Lembaga penelitian tersebut menunjukkan bahwa apresiasi ringgit yang diharapkan akan berdampak positif bagi Bursa Malaysia.
Dengan kemungkinan spread FFR-OPR mencapai puncaknya pada tahun 2023, hal ini dapat membantu membendung pelemahan di Bursa.
“Kedua, argumen kami mengenai bias apresiasi ringgit pada tahun 2023 juga baik untuk pasar – secara umum, FBM KLCI bereaksi positif pada saat ringgit menguat, dan sebaliknya,” tambahnya.
CGS-CIMB Research juga sepakat bahwa penguatan ringgit akan meningkatkan minat di pasar saham Malaysia.
Namun, dikatakan bahwa penguatan ringgit baru-baru ini, seperti yang terlihat pada bulan November, mungkin hanya bersifat sementara.
Ia menambahkan bahwa perlambatan ekonomi pada paruh pertama tahun 2023 (1H23) dapat memberikan keuntungan bagi dolar AS.
“Namun pada 2H23, ringgit mungkin akan menguat, terutama jika permintaan global membaik.
“Kami memperkirakan nilai tukar dolar AS-ringgit pada tahun 2023 rata-rata sebesar 4,50 (perkiraan tahun 2022: 4,40) dengan nilai tukar akhir tahun 2023 sebesar 4,42 (perkiraan akhir tahun 2022: 4,45),” kata lembaga penelitian tersebut.

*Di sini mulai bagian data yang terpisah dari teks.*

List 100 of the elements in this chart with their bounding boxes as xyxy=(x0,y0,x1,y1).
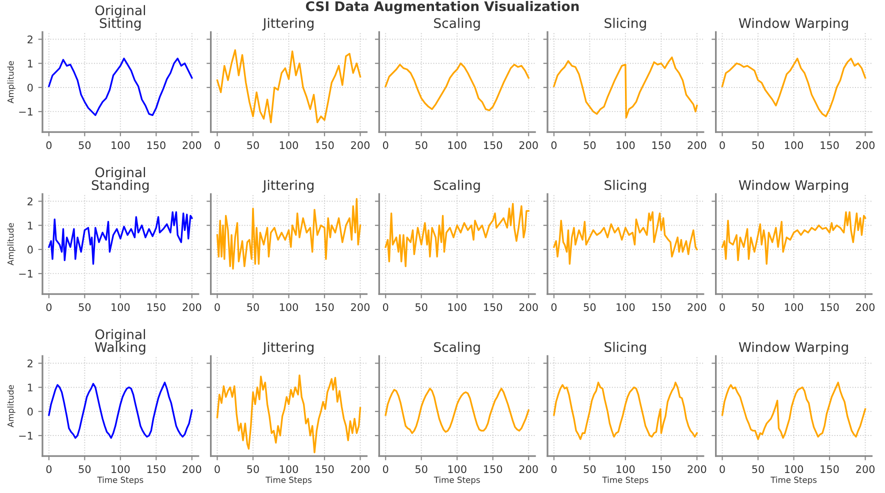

CGS-CIMB Research juga mengatakan stabilisasi ringgit didukung oleh intervensi Bank Negara dan fundamental ekonomi negara yang kuat.
Sementara itu, RHB Research meyakini dinamika ekonomi yang sebelumnya menyebabkan pelemahan ringgit secara signifikan telah berbalik arah dan kemungkinan menjadi kurang penting pada tahun 2023.
Lembaga penelitian tersebut mengatakan bahwa pada tahun 2022, mata uang Malaysia adalah salah satu yang terlemah terhadap dolar AS secara regional.
Alasan utamanya adalah kurangnya kepercayaan dalam negeri terhadap ringgit, bukan hanya penguatan dolar AS.
Namun, ke depan, RHB Research mengatakan sentimen dalam negeri kemungkinan akan terus membaik seiring pemerintahan baru mengumumkan reformasi kebijakan fiskal, inflasi, dan sektor infrastruktur.
Hal ini akan menyebabkan penurunan penimbunan dolar AS selama tahun 2023.
“Hal ini dengan sendirinya akan menjadi katalis penting bagi nilai tukar dolar AS terhadap ringgit yang berakhir pada tahun 2023 pada kisaran 4,20-4,30,” tambahnya.
RHB Research menyoroti risiko peringkat negara terhadap kinerja ringgit pada tahun 2023.
“Jika keuangan pemerintah semakin memburuk, kami tidak dapat mengesampingkan penurunan peringkat negara Malaysia.
“Hal ini dapat meningkatkan imbal hasil obligasi, meningkatkan biaya pendanaan, dan mempercepat arus keluar modal, yang dapat semakin mendorong ringgit,” katanya.